CHANSONS





Une chanson de pauvre mais que ce pauvre chante

Proche des larmes au creux des nuits

Une chanson de riche qui en a pour ses sous

Saoul saoul comme l’Arsouille qui se disait Milord





Une chanson de mort étendu sur son lit

Ou perché sur un arbre

Dans un hamac piaroa

Au son des maracas





Une chanson de vie qui joue avec le feu

Répand ses petites fleurs

Sorties de sa clarinette

Ou d’un sax soprano





Une chanson sans paroles

Que l’on ne sait comment finir

Et que l’on abandonne de guerre lasse

Aux fantômes des souvenirs


	

COUDRE le monde les mythes et leurs secrets





COUDRE

Le monde a plusieurs couches

En chacune vivent plusieurs esprits

Coudre le monde c’est les visiter





Coudre le monde : Molakana Coudre les tissus bariolés des indiennes Kuna Coudre les oiseaux sur fond de madrépores Coudre les mythes et leurs secrets Coudre les points de ton cœur avec un fil passé dans tes papiers de condamnée Coudre ces créatioures qu’on ne sait nommer en français Coudrel’amour de si près saisi qu’il crie sans cesse au feu (Marot) Coudre les ballades et la ronde de tous les gars du monde et des veuves de marins Coudre les fleurs bleues ou bien les blanches Coudre un cœur pour la fête des mamans du dimanche Coudre l’Adieu à l’enfance Coudre les poèmes à dire et à chanter Coudre l’oubli d’éternité Coudre les souhaits et les promesses de paix trésor qu’on ne peut trop louer (Charles d’Orléans) Coudre les libres pensées avec des vers dorés Coudre nos dictionnaires de Pierre Bayle et d’Alain Rey Coudre les soleils irréductibles d’un 14 juillet Coudre Batouque rythme du tamtam sur la machine à écrire de Césaire (Aimé) Coudre les souvenirs de mon aimée quand nous buvions aux sources des bois la gorge en feu Coudre tout ce qui ne se coud pas Coudre ce qui secoue les jeux des forains sur les places en fête Coudre le temps des cerises sur la brise marine Coudre tout ce qui brise la malédiction des gueux et des famines Coudre cet apoème sur le cahier d’un écolier qui dit pouce…c’est terminé

Mola des indiennes kuna (don de l’ethnologue et ami Michel Perrin)

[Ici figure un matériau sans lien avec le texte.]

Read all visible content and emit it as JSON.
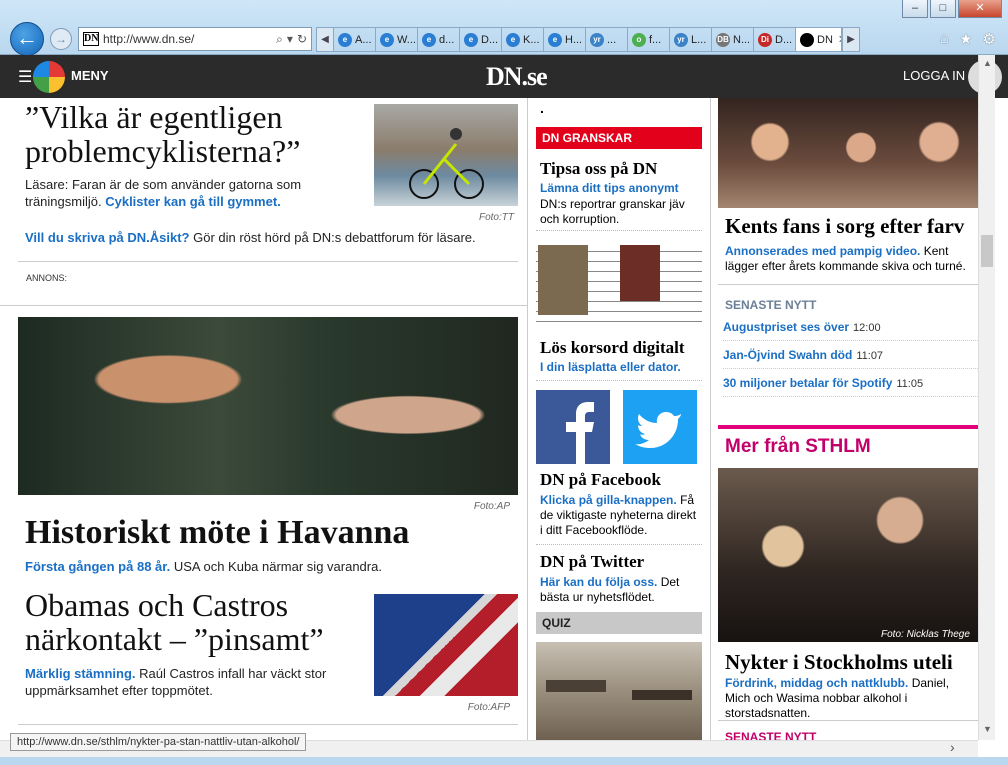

JE DIRAI QU’UN POÈME EST LE BON TEMPS DE LA VIE





Je dirai qu’un poème me donne des raisons de passer du bon temps

Je dirai que ces raisons n’ont rien à voir

avec l’idéologie patheuse

(du mot pathos)





Je dirai qu’un poème me donne l’occasion de régler mes mots

compte tenu des choses

sans rien céder à la suie des paroles

aux expressions toutes faites des informes mollusques :

les gens qui parlent à tort et à travers





Je dirai qu’un poème se construit dans le corps

Dans l’être obscur qu’il s’agit par essais successifs

De mettre à jour





Je dirai qu’un poème n’est jamais acquis





Je dirai qu’un poème écrit, donné à voir,

Pour chaque lecteur, est différent

L’un s’y reconnaît en partie

Et ça l’apaise

L’autre le repousse, mais le lit

Et ça le tracasse





Je dirai qu’un poème est fait pour être réécrit





Italiques Francis Ponge

je dirai qu’un poème me donne des raisons de passer du bon temps

CHANTER afin que vous soyez adroit à sonner plus hautes chansons





Afin que vous soyez adestre À sonner plus hautes chansons

Du Bellay





Et si ton chant passe à côté d'la cible
Autant autant en emporte le vent

Claude Nougaro


Chanter l’amour en tête et la peine au cœur Chanter l’Internationale c’est fini n. i. n. i. Chanter sous la pluie et dans le vent du matin (la route va la route va son train) Chanter à Paris (quand un amour fleurit) Chanter un air de deux airs Chanter p’tit Quinquin à son enfançon son son  Chanter pour le maçon Chanter un virelai de Guillaume de Machaut Chanter Desafinado une bossa pour celui qui chante faux d’Antonio Carlos Jobin  Chanter si ça vous dit voix off voix in Chanter juste pour chanter en accompagnant ses brebis au Mont Né (dans les Pyrénées) Chanter à votre Vénus Callipyge ( Voir votre académie madame et puis mourir) Chanter une chanson de quatre sous Chanter a capella un chapeau sur la tête Chanter en polyphonie dans l’Italie du Quattrocento ou chez les Pygmées Chanter aux Champs Élysées (au soleil sous la pluie à midi à minuit) Chanter Nerval el desdichado (le désenchanté) Chanter el canto general de Pablo Neruda à Isla Negra Chanter les îles des Marquises quand par manque de brise le temps s’immobilise Chanter Général nous voilà dans la France moisie de Pétain Chanter la marine de Paul Fort et Brassens Chanter pour la Marine celle de la France has bean qui nous assassine Chanter pour passer le temps à la moulinette Chanter les Noces de Figaro l’opera buffa de Mozart et da Ponte Chanter sous le pont des Soupirs les plaintes des condamnés Chanter le nez en l’air les doigts sur le clavier Chanter l’art de la lyre Afin que vous soyez adestre À sonner plus hautes chansons Chanter à l’unisson

oui nous ne sommes que fétus (dorio) enregistrement studio du Petit Mas (Martigues)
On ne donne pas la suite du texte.